What CHIP actually is
CHIP means a small group of your blood stem cells have picked up mutations as you age. These are not cancer. But they are also not harmless.
The cells with these mutations make more copies of themselves than their neighbors. Over years, they grow into a larger share of your blood supply.
More than 10% of people over 70 carry CHIP. Doctors often find it by accident when they run gene tests for other reasons.
The heart connection nobody saw coming
For decades, heart disease was blamed on the usual suspects. Cholesterol. Blood pressure. Smoking. Diabetes.
But here's the twist. People with CHIP have a 1.5 to 2 times higher risk of coronary heart disease and early death, even after accounting for those classic risks.
That is a big deal. It means a blood test, not a cholesterol panel, may flag a serious heart threat that current screening misses.
How old blood cells hurt the heart
Think of your immune cells as a cleanup crew patrolling your blood vessels. They normally remove damaged cells and quiet down inflammation.
CHIP-mutated cells act differently. They behave like an overheated alarm system that will not shut off.
The most common mutations hit four genes: TET2, DNMT3A, ASXL1, and JAK2. These genes normally help cells know when to calm their inflammatory response.
When they break, immune cells called macrophages flip into a pro-inflammatory state. They crank up signals called NLRP3, IL-1 beta, and IL-6.
Those inflammatory signals speed up atherosclerosis, the process where plaque builds up in arteries. They also make plaques more likely to rupture, which is what causes most heart attacks.
The same signals scar the heart muscle itself. That scarring, called fibrosis, can lead to heart failure.
So CHIP is not just a marker. It is an active participant in heart damage.
Not all mutations are equal
Here is where things get interesting.
TET2 mutations carry the highest heart risk. They also seem to respond best to anti-inflammatory drugs.
DNMT3A mutations, though more common, have a weaker link to heart disease. They may work through different pathways that researchers are still mapping.
This is a major shift. It means two people with CHIP could need very different care depending on which gene is mutated.
This doesn't mean CHIP testing is ready for routine clinical use.

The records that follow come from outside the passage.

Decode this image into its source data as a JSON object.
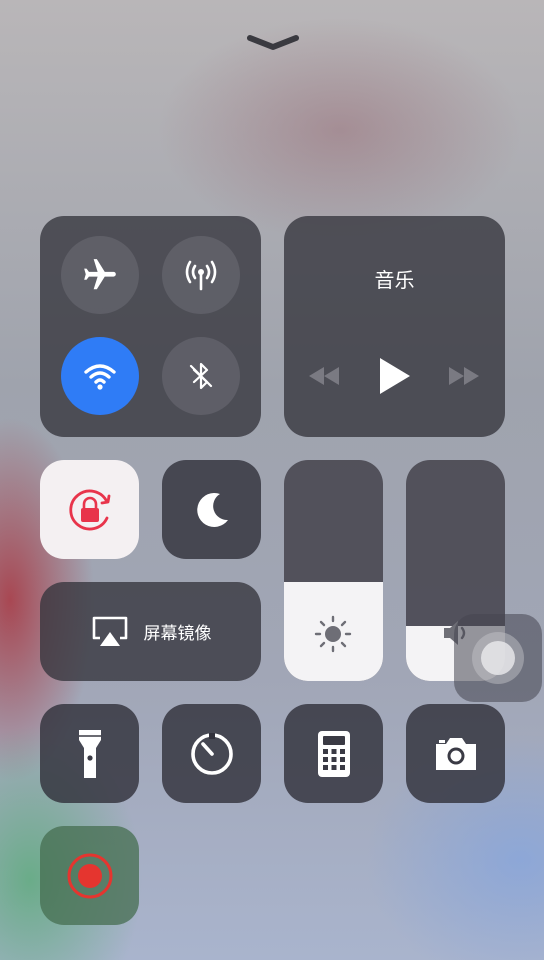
{
  "music": {
    "title": "音乐"
  },
  "screen_mirroring": {
    "label": "屏幕镜像"
  },
  "connectivity": {
    "airplane_mode": false,
    "cellular_data": false,
    "wifi": true,
    "bluetooth": false
  },
  "brightness": {
    "level": 0.45
  },
  "volume": {
    "level": 0.25
  },
  "colors": {
    "wifi_active": "#2f7cf6",
    "rotation_lock_active": "#e8344b",
    "record": "#e5352f"
  },
  "icons": [
    "chevron-down-icon",
    "airplane-icon",
    "antenna-icon",
    "wifi-icon",
    "bluetooth-icon",
    "rewind-icon",
    "play-icon",
    "fast-forward-icon",
    "rotation-lock-icon",
    "moon-icon",
    "airplay-icon",
    "sun-icon",
    "speaker-icon",
    "flashlight-icon",
    "timer-icon",
    "calculator-icon",
    "camera-icon",
    "record-icon"
  ]
}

The drug clue from an unexpected trial
A few years ago, a large trial called CANTOS tested canakinumab, a drug that blocks the IL-1 beta inflammatory signal. It was designed for heart attack prevention in general.
Later analyses looked at people in the trial who happened to have TET2 mutations. Those patients appeared to benefit more than others.
Colchicine, an old gout drug that also tamps down inflammation, has shown a similar pattern in follow-up studies. The evidence is early but promising.
What doctors are studying now
The review that inspired this article calls for a new field: cardio-hematology. That means cardiologists and blood specialists working together on shared patients.
The dream is mutation-guided care. If you carry a TET2 mutation, your doctor might add an anti-inflammatory drug alongside standard heart medicines. If you have DNMT3A, the plan might look different.
None of this is standard practice yet.
If you are over 70 and generally healthy, you do not need to rush out for CHIP testing. No guidelines recommend it for screening.
But if you have had a heart attack, unexplained heart failure, or blood test abnormalities, ask your doctor whether CHIP could be playing a role. Research clinics and academic centers are starting to pay attention.
Keep doing what already works: control blood pressure, don't smoke, manage cholesterol, stay active. These still matter, CHIP or no CHIP.
The honest limitations
Most CHIP research comes from people of European ancestry. Data in other populations is thin.
There are no large, prospective trials that sort patients by mutation before assigning treatment. Until those exist, mutation-guided therapy is informed guessing.
And CHIP testing is not cheap or widely available outside research.
Trials designed around specific CHIP mutations are the next step. Researchers want to know whether blocking inflammation early can prevent heart events in people who carry these mutations but have no symptoms yet.
If those trials succeed, a simple blood test could reshape how we predict and prevent heart disease. The bone marrow, long ignored by cardiologists, may become a routine target of heart care.